L’allarme è scattato attorno alle 22.30. Le condizioni del ragazzo sono apparse subito disperate. Inutile il trasporto in elisoccorso, verso gli Spedali Civili di Brescia.
Sul posto sono intervenuti i carabinieri del Comando Compagnia di Crema, con il Nucleo Investigativo e la Scientifica che sono al lavoro per ricostruire la dinamica del delitto e trovare l’aggressore. E’ intervenuto anche il pm di turno.
Sotto shock gli abitanti del quartiere, alcuni di loro hanno assistito alle operazioni di soccorso.
Le indagini hanno già permesso di identificare il presunto responsabile: un giovane marocchino di 17 anni, anch’egli residente nel quartiere.

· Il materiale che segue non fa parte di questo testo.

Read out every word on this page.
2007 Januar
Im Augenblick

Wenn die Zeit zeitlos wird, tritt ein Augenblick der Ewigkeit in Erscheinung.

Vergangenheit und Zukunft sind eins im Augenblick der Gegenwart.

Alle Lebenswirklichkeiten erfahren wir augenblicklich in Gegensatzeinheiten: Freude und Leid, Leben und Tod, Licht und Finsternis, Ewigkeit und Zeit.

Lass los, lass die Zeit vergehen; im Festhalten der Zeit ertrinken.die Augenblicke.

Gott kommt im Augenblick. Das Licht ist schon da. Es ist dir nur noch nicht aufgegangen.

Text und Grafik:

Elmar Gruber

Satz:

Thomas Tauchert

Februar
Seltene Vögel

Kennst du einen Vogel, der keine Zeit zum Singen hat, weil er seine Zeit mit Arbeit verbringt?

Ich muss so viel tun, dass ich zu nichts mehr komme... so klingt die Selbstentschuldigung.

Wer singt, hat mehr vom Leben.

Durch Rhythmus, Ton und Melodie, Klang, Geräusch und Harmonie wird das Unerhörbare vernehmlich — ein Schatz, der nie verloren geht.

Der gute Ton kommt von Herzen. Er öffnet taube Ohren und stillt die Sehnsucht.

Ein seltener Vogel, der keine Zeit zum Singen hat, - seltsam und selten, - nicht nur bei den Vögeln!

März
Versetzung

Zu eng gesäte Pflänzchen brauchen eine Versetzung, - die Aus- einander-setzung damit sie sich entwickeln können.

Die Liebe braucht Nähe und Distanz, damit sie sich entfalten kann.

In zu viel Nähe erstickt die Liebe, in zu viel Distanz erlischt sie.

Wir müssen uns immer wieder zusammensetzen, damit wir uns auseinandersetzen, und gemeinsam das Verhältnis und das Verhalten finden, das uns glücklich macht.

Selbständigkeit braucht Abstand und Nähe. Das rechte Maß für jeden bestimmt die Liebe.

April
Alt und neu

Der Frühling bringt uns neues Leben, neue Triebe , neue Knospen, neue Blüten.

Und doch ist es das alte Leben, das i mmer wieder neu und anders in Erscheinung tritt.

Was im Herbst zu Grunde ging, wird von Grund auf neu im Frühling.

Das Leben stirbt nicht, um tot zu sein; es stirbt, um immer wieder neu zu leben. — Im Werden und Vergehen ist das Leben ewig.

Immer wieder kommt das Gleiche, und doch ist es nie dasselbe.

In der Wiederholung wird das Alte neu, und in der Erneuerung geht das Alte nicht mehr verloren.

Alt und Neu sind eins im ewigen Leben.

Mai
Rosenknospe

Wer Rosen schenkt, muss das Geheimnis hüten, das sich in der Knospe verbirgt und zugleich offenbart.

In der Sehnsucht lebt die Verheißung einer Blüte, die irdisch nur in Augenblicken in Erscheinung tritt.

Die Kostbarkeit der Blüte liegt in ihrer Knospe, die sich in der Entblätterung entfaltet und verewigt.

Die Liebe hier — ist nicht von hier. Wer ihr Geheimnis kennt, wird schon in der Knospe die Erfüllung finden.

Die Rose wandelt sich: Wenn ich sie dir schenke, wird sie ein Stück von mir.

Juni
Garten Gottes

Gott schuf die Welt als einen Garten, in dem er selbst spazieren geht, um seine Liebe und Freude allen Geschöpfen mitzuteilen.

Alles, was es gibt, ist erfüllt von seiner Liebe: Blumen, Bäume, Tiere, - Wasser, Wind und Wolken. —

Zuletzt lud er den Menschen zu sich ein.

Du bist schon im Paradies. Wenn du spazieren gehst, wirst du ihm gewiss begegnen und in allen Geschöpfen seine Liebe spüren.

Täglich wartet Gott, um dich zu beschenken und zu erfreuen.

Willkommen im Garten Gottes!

La polizia giudiziaria prosegue i rilievi scientifici e le indagini per ricostruire la dinamica dell’omicidio
Nella zona due giorni fa una rissa con un poliziotto ferito
L’aggressione della notte scorsa a Crema, conclusa con l’omicidio di un ventenne egiziano, è avvenuta davanti a una banca nel quartiere San Bernardino, in una zona già più volte teatro di violenza, l’ultima due giorni fa, con una rissa in cui era rimasto ferito anche uno dei poliziotti intervenuti per sedarla. Le indagini sul delitto di ieri sera sono affidate ai carabinieri, coordinati dal sostituto procuratore Federica Cerio, rimasti tutta la notte sul posto, con il comandante della compagnia di Crema, capitano Armando Laviola, e il comandante del Reparto operativo, colonnello Massimiliano Girardi
L’arma gettata durante la fuga
Il sospettato è un giovane straniero, di nazionalità marocchina e già conosceva la vittima. Nei suoi confronti al momento non sarebbero stati presi provvedimenti. Secondo i primi accertamenti degli investigatori, si sarebbe trattato di un regolamento di conti e non di un delitto innescato da una lite improvvisa. L’egiziano è stato colpito più volte con un bastone o una spranga ed è rimasto a terra in gravissime condizioni ed è morto poco dopo l’arrivo al pronto soccorso dell’ospedale di Crema. Non risulta sia stata trovata finora l’arma utilizzata per l’aggressione che l’assassino avrebbe buttato via durante la fuga.